When I gave my talk at LOLapps.com and mentioned this, someone from the audience asked me this insightful question: "How do you learn to recognize these deadlock situations? How do you hire or train someone to recognize these types of situation?" My initial response was that if the founder/executive team doesn't recognize these, you have a problem. My next response was to point him at one of my favorite organizational analysis textbooks: The Fifth Discipline. One of my favorite chapters of that book is the one on The Beer Game. It shows how given a long enough supply chain (3 tiers was enough), and a long enough feedback loop (it turns out that even 1.5 hours was enough to demonstrate this), smart, intelligent people put into a structurally untenable situation would make a hash of things, even as they were doing their darnedest to optimize their individual roles and react to the environment. The minute you see this in action you will learn to stop blaming the individuals who are acting in their roles, and start analyzing structure and decision making in organizations from a feedback/information perspective.

The Beer Game also taught me to see how important open-ness and widespread dissemination of information was inside organizations, and I think Google in particular was very good at staying open despite all the pressures to do otherwise. Everyone I spoke to knew that we had a problem, and everyone was aware that the person responsible for trying to solve the problem was trying to do their best. This made organizational change much easier than it would have been otherwise (though it still wasn't easy). When confronted with situations like this, organizations tend to want to find an outside savior: someone who can ride in on a white horse from outside the company to save it. However, this is precisely the wrong approach, because the real problem usually has to do with the organization's approach to the problem, and that's much more easily changed by an insider.
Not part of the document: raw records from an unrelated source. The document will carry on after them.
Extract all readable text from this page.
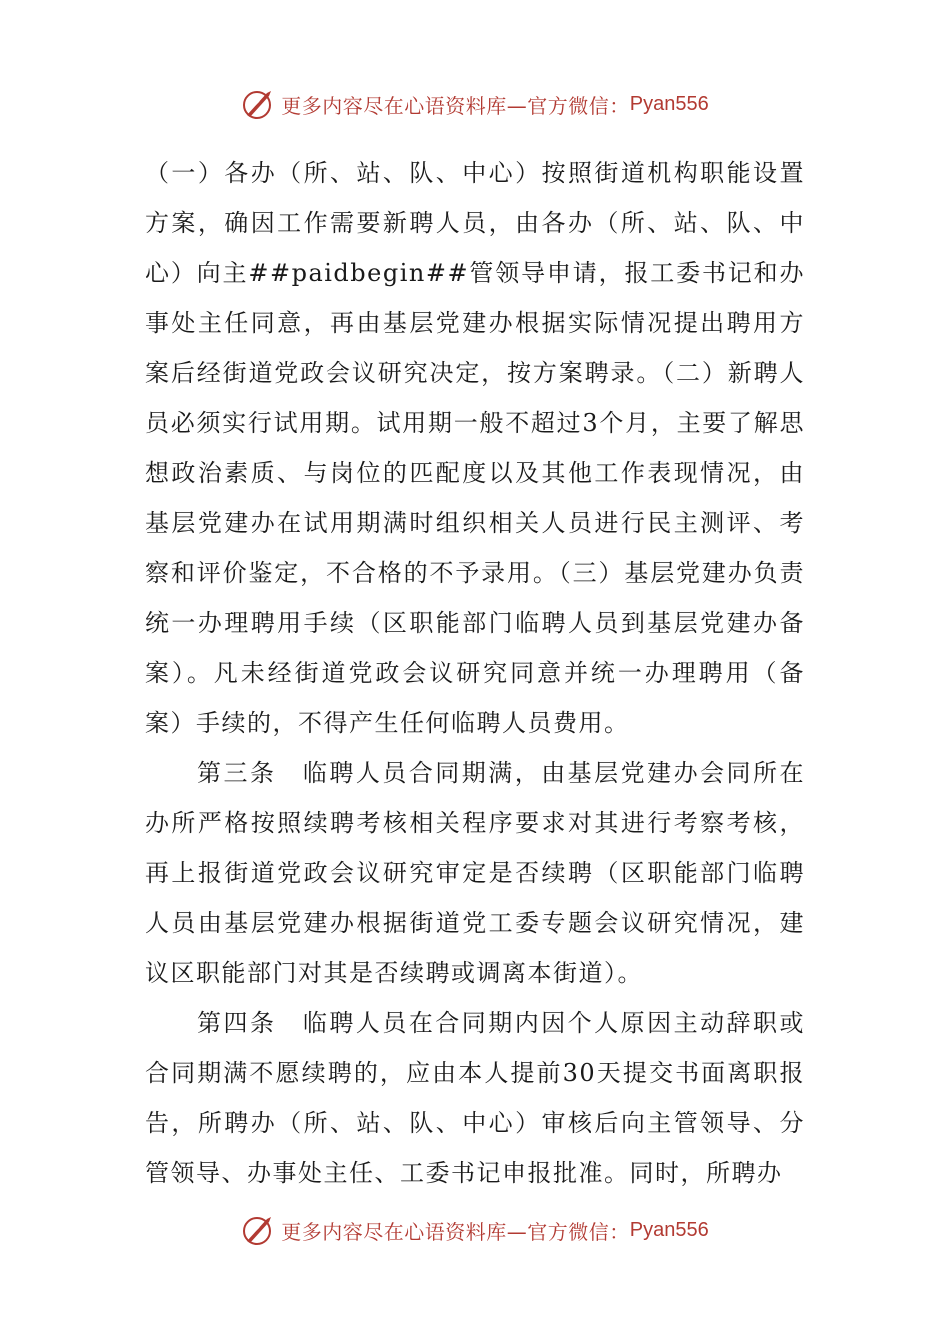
更多内容尽在心语资料库—官方微信： Pyan556

（一）各办（所、站、队、中心）按照街道机构职能设置方案，确因工作需要新聘人员，由各办（所、站、队、中心）向主##paidbegin##管领导申请，报工委书记和办事处主任同意，再由基层党建办根据实际情况提出聘用方案后经街道党政会议研究决定，按方案聘录。（二）新聘人员必须实行试用期。试用期一般不超过3个月，主要了解思想政治素质、与岗位的匹配度以及其他工作表现情况，由基层党建办在试用期满时组织相关人员进行民主测评、考察和评价鉴定，不合格的不予录用。（三）基层党建办负责统一办理聘用手续（区职能部门临聘人员到基层党建办备案）。凡未经街道党政会议研究同意并统一办理聘用（备案）手续的，不得产生任何临聘人员费用。

第三条　临聘人员合同期满，由基层党建办会同所在办所严格按照续聘考核相关程序要求对其进行考察考核，再上报街道党政会议研究审定是否续聘（区职能部门临聘人员由基层党建办根据街道党工委专题会议研究情况，建议区职能部门对其是否续聘或调离本街道）。

第四条　临聘人员在合同期内因个人原因主动辞职或合同期满不愿续聘的，应由本人提前30天提交书面离职报告，所聘办（所、站、队、中心）审核后向主管领导、分管领导、办事处主任、工委书记申报批准。同时，所聘办

更多内容尽在心语资料库—官方微信： Pyan556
By far the thing that impressed me the most was what a skilled organizational hacker Wayne Rosing was. When he saw that the previous approaches wasn't working, Rosing decided to take the problem and hand it to an engineer with previous experience in the domain! In other words, everyone knew that if Ron Dolin came and asked you for help, this was an important situation and critical for the IPO. If Wayne Rosing was at Google today, I'm convinced he would take that approach again with respect to a "Head of Social" position, which is to take an engineer well-versed in the social world and ask him to fix the problem. I don't know who that would be (my nomination would be Matt Cutts) but I'm positive it would be a better solution than a search for an outside Head of Social. The need in this case isn't for someone with external credibility, but for someone who can hack the organization from the inside to recognize that the important problems are the unknown unknowns.